One of the biggest differences between high school and college is the amount of built-in structure that each student has. In high school, this amount is significant. Students go to school each day for a designated time, attendance is taken and there are clear consequences for missing classes. College, on the other hand, lacks much of this routine. Class times can vary, it is easier to have attendance issues without clear ramifications and the support system students have is significantly less. While both structures have their positive and negative attributes, I feel that high school gives students a structure that is more conducive to a healthy lifestyle and more closely aligned with the real world. 

The loose structure of college life does have its benefits; for example, students are forced to be self-motivated, learn time management and acquire self-reliance overall.
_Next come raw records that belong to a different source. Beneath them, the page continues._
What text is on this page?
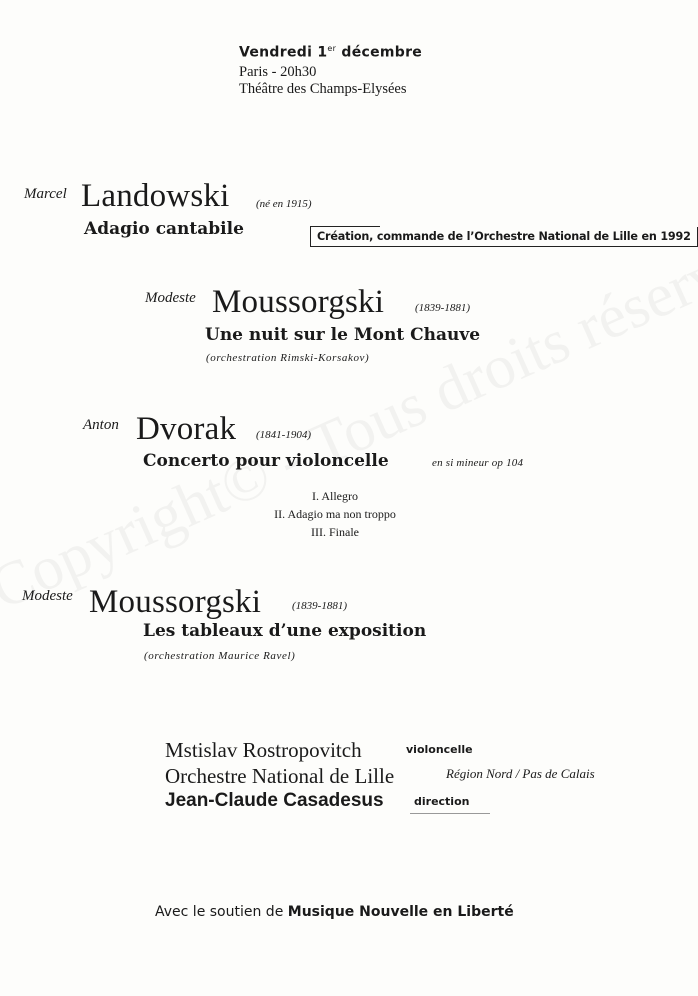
Vendredi 1er décembre
Paris - 20h30
Théâtre des Champs-Elysées
Marcel Landowski (né en 1915)
Adagio cantabile	Création, commande de l’Orchestre National de Lille en 1992
Modeste Moussorgski	(1839-1881)
Une nuit sur le Mont Chauve
(orchestration Rimski-Korsakov)
Anton Dvorak (1841-1904)
Concerto pour violoncelle	en si mineur op 104
I. Allegro
II. Adagio ma non troppo
III. Finale
Modeste Moussorgski	(1839-1881)
Les tableaux d’une exposition
(orchestration Maurice Ravel)
Mstislav Rostropovitch	violoncelle
Orchestre National de Lille	Région Nord / Pas de Calais
Jean-Claude Casadesus	direction
Avec le soutien de Musique Nouvelle en Liberté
This undoubtedly helps to build independence and other vital skills that will be necessary for the rest of their lives. 

That being said, high school structures have a lot of benefits. The main benefit is the social structure. The number of students is limited, people see each other daily and in my experience class sizes are less likely to be as large. While my high school may be different than others, especially with disparities in school sizes, funding etc., I feel that high school classes are more interactive, less lecture-based and better suited to fostering friendships between classmates. Repeatedly seeing the same people, increases in student-teacher interactions and the continuity of the class a student is grouped with helped me to become closer to people and build a solid support system. This was a positive aspect of my high school experience, and I think that the college academic structure is less suited to building this. Colleges certainly have other social factors that help people build a personal support system, but they are less intertwined with academics than in high school. 
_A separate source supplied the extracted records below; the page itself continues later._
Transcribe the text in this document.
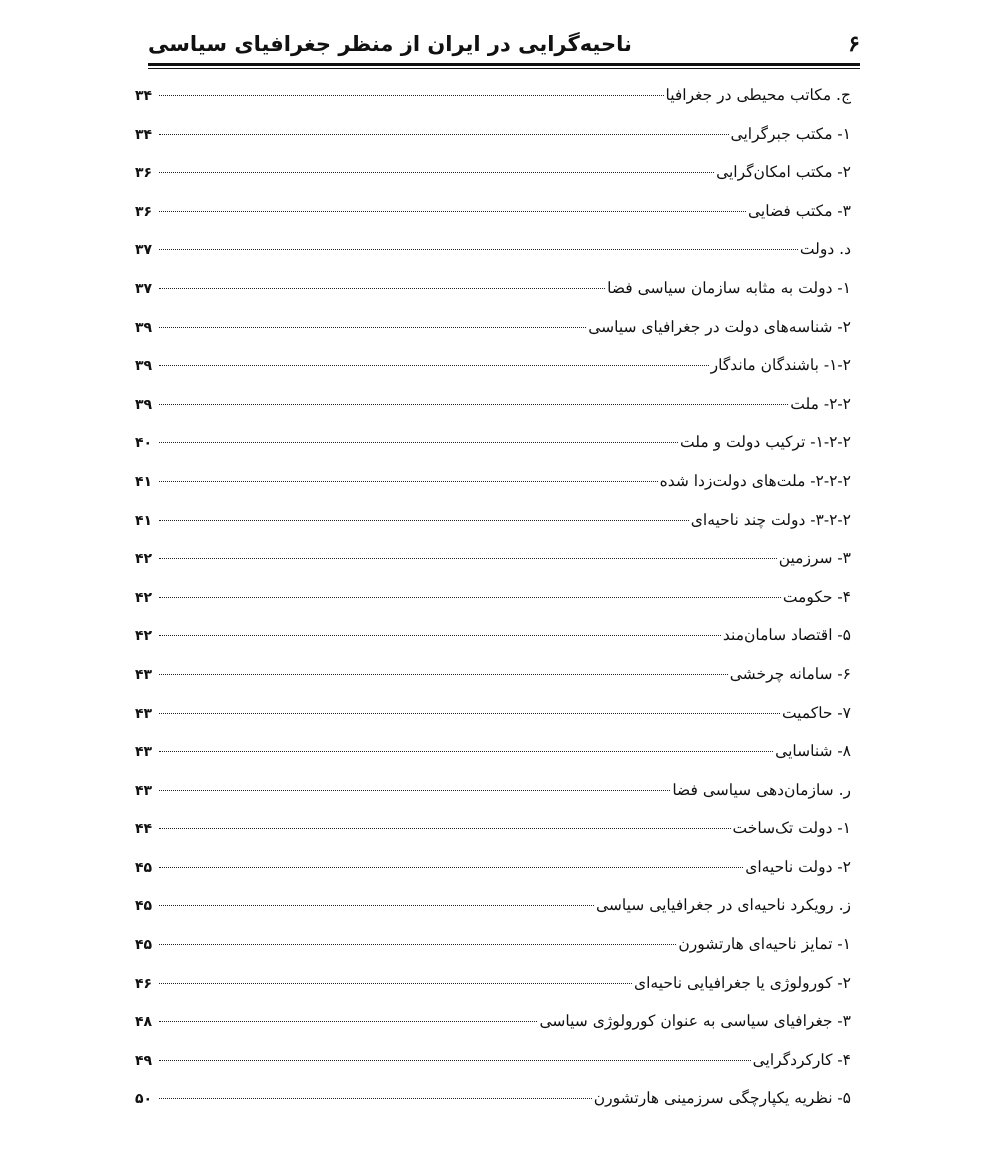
۶
ناحیه‌گرایی در ایران از منظر جغرافیای سیاسی
ج. مکاتب محیطی در جغرافیا
۳۴
۱- مکتب جبرگرایی
۳۴
۲- مکتب امکان‌گرایی
۳۶
۳- مکتب فضایی
۳۶
د. دولت
۳۷
۱- دولت به مثابه سازمان سیاسی فضا
۳۷
۲- شناسه‌های دولت در جغرافیای سیاسی
۳۹
۱-۲- باشندگان ماندگار
۳۹
۲-۲- ملت
۳۹
۱-۲-۲- ترکیب دولت و ملت
۴۰
۲-۲-۲- ملت‌های دولت‌زدا شده
۴۱
۳-۲-۲- دولت چند ناحیه‌ای
۴۱
۳- سرزمین
۴۲
۴- حکومت
۴۲
۵- اقتصاد سامان‌مند
۴۲
۶- سامانه چرخشی
۴۳
۷- حاکمیت
۴۳
۸- شناسایی
۴۳
ر. سازمان‌دهی سیاسی فضا
۴۳
۱- دولت تک‌ساخت
۴۴
۲- دولت ناحیه‌ای
۴۵
ز. رویکرد ناحیه‌ای در جغرافیایی سیاسی
۴۵
۱- تمایز ناحیه‌ای هارتشورن
۴۵
۲- کورولوژی یا جغرافیایی ناحیه‌ای
۴۶
۳- جغرافیای سیاسی به عنوان کورولوژی سیاسی
۴۸
۴- کارکردگرایی
۴۹
۵- نظریه یکپارچگی سرزمینی هارتشورن
۵۰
Another benefit of the high school structure is the expectation of attendance. It is significantly easier to skip a college class than a high school one. There are more institutional consequences due to attendance policies, and the social expectations put in place by peers and parents also help. In college, you could skip a class that no one even realizes you’re missing. Missing class hurts academic performance and detracts from a collegiate experience.  

Both of these benefits show that the more structured experience that high schools provide can have positive effects on students’ livelihoods. However, the arguments also have the gaping hole that students don’t get to build independence or learn how to create this structure, discipline and motivation independently. To this, I would say that students build these skills within the high school’s structure to succeed. Students have to complete a significant amount of work outside of class and are often involved in extracurricular activities; with all of this going on, having a solid class structure is a huge benefit. College obviously becomes more flexible and pushes students to be even more independent, but the real world doesn’t require students to need these skills as much as college does.  

There are clear consequences for attendance issues in a professional work environment. For many jobs, you have to show up every day at the same time, and this is a set-in-stone part of your daily life. On the other hand, classes change every few months and often can be skipped and caught up on later. This forces students to create unnecessary discipline and blurs the school and personal life boundaries. On top of this, working with the same people every single day is conducive to closer friendships and a better support system that people can develop at their job. College is not like that, as classes are often two to three times a week, and not many are lecture-based nor conducive to creating close interpersonal connections. This can be done outside of class, but that is based on people’s proactive social behavior, not the structure of college education. 

College pushes students to reach a level of independence they’re unprepared for and takes away many previously-enjoyed support structures.